One way to improve gas mileage is, of course, to drive by your local pumps every now and again and hope for the best (!) in terms of the wildly fluctuating cost of fuel. A more practical approach, however, is to get out a pen and paper and make an easy to follow checklist from our February Fuel Savings discussion below.
Topping Off the Tank. Well, for one thing – Don’t Do It! …Okay, okay, so it’s not the most complex item we use to lead off today’s list. But it can be the most frustrating from a tip-giving standpoint. Gas that is added after the nozzle clicks off tends to slop and seep off. Depending on how much you drive and how many times you fill up each month, those are pennies (or nickels or dimes) drip, drip, dripping out of your pocket.
Whew! Okay, we feel better now. Let’s continue…
Fuel Choice. Really, there’s no need to impress a date – or the driver filling up at the next pump – by making a showy choice of 92 octane gas. Unless your car specifically requires premium fuel, you’re best off buying the lowest octane that is appropriate for your vehicle. Using higher octane fuel does not improve fuel economy.
And when you’re done not impressing with your choice of fuel, be sure to Tighten the Gas Cap. Gasoline is a sneaky one, and when given the opportunity of an escape route (i.e., path to open air provided by a missing, loose or damaged fuel cap), it will take that path to the tune of up to 30 gallons lost per year.

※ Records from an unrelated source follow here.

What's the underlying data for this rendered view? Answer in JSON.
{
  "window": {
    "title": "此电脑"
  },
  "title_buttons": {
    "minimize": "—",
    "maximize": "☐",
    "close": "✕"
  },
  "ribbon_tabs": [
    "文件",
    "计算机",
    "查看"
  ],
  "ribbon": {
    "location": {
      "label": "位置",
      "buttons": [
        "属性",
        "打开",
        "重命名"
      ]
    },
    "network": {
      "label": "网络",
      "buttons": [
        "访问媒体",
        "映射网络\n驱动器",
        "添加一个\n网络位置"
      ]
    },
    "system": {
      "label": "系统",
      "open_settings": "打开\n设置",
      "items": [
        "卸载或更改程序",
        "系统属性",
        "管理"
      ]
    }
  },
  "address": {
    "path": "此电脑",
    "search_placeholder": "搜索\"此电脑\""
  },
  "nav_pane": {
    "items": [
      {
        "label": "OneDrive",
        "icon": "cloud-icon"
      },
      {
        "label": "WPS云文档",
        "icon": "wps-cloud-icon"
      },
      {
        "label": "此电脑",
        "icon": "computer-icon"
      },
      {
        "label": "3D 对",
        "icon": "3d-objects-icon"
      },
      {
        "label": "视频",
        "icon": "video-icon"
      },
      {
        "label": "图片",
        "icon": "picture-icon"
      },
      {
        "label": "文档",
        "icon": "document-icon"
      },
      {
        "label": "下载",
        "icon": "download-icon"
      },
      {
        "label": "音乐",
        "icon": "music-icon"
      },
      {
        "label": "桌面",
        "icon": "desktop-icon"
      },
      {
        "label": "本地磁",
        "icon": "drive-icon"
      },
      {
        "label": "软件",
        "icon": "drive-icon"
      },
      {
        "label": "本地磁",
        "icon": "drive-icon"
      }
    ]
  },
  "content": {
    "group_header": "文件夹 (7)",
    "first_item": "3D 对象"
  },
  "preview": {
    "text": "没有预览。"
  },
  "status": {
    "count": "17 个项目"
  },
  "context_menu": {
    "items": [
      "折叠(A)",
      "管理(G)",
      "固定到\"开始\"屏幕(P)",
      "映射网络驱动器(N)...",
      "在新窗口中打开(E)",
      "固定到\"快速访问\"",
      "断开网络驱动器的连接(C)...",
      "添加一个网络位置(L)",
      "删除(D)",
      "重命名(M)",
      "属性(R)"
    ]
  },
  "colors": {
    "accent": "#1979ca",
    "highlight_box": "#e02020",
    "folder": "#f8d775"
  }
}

Tire Inflation. As you’ve likely heard before, tire inflation has a significant effect on gas mileage. Underinflated tires create more resistance between tire and road, making your engine work harder to cover the same amount of miles. Check the recommended inflation for your car and keep on top of this with at least monthly checks, to avoid losing as much as 15%, or about 2 mpg, on fuel economy (not to mention a similar 15% on reduced tire life).
In Tune, In Harmony. A misfiring spark plug can translate to a full 30% decrease in fuel efficiency. The cost of a poorly running engine can be 4% or more when it comes to mileage. Keep your engine tuned and maintained to put money back in your wallet.
Watch that Speed! Driving over 60 mph has been shown to decrease fuel economy.
Extra Weight can be a Drag. Trim your car’s fighting weight by removing any unnecessary items from the trunk and cabin. That full golf bag will cost you about $130 per year to lug around town, if you average 15,000 miles annually.
You can further reduce drag by removing unused roof racks or other attachments; and by periodically checking and maintaining your car’s alignment.
Breathe in, Breathe out. There’s a reason we change that air filter every 12,000 – 15,000 miles (check manual for your vehicle’s recommendation). Clean air allows easier acceleration and, in turn, reduced fuel consumption.
Speaking of air, a check of your Oxygen Sensors might be in order. While the life expectancy of a modern sensor is upwards of 100,000 miles, sensors can develop problems sooner than that, and the cost can be steep – perhaps a 40% decline in fuel economy, or 0.15 per gallon. Your mechanic can perform a quick check here periodically.
Oil Type. All things being equal, a thinner oil gives better fuel mileage than a thicker one. However, there are other considerations when selecting oil type. Your mechanic can provide more explanation on this aspect of fuel economy.